Опустел Кожевенный ряд, к Тухлому водоёму бежали как на пожар. Вскоре верблюдов уже с трудом удавалось провести на развьючку или вывести со двора, так стиснулся со всех сторон народ — кто закупать кожи, кто поглядеть на торговлю больших купцов.
Некоторые, наклaнявшись Пушку, заводили разговор издалека:
— Как так случилось, почтеннейший, — не успели мы вас проводить, как назад встречаем?
— Лихорадка затрепала. Пришлось воротиться! — нетерпеливо вздыхал Пушок, чувствуя в себе такую полноту сил, такой преизбыток бодрости и здоровья, каких за всю жизнь не было. Даже забыл, что зад всё ещё саднил от недавней скачки, намученный сегодняшней, хотя и недолгой, ездой.
Но другие приступили без обиняков:
— Что за товар?
— А чего вам?
— Не кожи?
— А если кожи?
— Берём…
— Сколько надо?
— Цена?
— Сто пятьдесят.
— За кипу?!
— А что?
— Мы как ни спешили, по пятнадцать едва успели сбыть!
— Давно?
— Да какое там давно!
— А нынче цена другая. Тогда и я соглашался на семьдесят.
— Мы помним!
— А теперь привёз. Берите. Завтра может подорожать.

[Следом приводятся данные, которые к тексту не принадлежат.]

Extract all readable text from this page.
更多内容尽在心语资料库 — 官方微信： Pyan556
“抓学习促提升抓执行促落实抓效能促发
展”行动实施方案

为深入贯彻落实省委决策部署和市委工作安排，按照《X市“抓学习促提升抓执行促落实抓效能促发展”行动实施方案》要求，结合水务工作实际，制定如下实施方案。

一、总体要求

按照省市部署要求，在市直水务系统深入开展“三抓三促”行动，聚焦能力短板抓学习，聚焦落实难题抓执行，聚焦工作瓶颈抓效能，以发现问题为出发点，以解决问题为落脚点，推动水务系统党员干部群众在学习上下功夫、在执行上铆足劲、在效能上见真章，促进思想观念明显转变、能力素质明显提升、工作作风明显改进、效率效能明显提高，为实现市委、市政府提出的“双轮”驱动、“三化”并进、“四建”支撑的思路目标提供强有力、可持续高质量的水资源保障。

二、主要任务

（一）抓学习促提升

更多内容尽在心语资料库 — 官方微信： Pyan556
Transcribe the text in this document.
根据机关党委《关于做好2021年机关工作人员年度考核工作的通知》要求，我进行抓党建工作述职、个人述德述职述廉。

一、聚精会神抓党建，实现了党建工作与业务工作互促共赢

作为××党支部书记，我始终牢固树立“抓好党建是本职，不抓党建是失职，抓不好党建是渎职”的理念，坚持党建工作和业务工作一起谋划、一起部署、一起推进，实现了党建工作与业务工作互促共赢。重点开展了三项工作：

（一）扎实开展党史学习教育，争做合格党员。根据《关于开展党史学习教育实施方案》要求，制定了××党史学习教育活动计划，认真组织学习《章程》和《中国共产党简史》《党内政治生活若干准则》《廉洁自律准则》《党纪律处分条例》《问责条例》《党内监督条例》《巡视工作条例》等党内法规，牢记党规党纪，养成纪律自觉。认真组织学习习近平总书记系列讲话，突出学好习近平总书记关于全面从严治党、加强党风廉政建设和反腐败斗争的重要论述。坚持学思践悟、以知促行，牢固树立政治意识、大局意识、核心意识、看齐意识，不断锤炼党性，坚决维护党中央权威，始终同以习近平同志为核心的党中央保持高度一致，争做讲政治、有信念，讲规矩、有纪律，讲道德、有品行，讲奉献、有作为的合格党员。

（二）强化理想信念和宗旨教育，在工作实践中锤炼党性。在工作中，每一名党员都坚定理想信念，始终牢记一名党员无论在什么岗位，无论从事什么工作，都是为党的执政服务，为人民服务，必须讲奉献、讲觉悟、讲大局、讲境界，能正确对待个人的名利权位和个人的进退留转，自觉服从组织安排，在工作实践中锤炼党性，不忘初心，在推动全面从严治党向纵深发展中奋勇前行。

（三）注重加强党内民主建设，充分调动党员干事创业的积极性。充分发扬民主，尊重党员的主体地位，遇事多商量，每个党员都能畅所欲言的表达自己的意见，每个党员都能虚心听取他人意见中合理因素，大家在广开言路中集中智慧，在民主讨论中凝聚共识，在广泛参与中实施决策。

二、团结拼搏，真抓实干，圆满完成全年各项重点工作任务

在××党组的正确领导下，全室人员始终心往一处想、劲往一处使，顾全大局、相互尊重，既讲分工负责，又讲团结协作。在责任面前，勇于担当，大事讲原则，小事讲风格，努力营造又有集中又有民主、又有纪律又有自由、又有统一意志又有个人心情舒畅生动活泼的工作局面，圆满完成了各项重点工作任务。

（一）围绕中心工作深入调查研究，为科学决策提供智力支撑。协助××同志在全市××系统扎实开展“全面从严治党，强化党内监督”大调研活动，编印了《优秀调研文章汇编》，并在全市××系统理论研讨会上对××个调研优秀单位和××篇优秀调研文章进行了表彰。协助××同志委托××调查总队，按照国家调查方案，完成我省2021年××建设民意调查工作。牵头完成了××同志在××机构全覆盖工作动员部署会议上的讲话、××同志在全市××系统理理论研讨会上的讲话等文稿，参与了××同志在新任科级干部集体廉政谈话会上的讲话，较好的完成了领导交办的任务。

— А сказывали, будто у вас кожи пропали!
— Нашлись.
— Ну и цена!
Кто ещё мялся, переглядываясь, другие уже протискивались к армянину платить.
Садреддин-бай один толкался по опустелым переулкам, разыскивая то одного, то другого из ростовщиков.
Но и постоянные ростовщики, и менялы, тоже иногда дававшие деньги в рост, тут же вычитали месячный нарост долга, давали деньги с таким расчётом, что заимодавцы, оступись только, попадали к ним в неоплатное рабство.
— Ваш залог? — спрашивал ленивый, огромный, как слон, почти весь прикрытый своим животом перс, ростовщик, у костлявого Садреддин-бая.
— Дом заложу.
— Стоимость?
— Оцениваю в пять тысяч!
— Неслыханно! Кому нужен дом?
— Отличный дом.
— Дом купца в лавке с товаром. А она у вас есть? Она полна товара?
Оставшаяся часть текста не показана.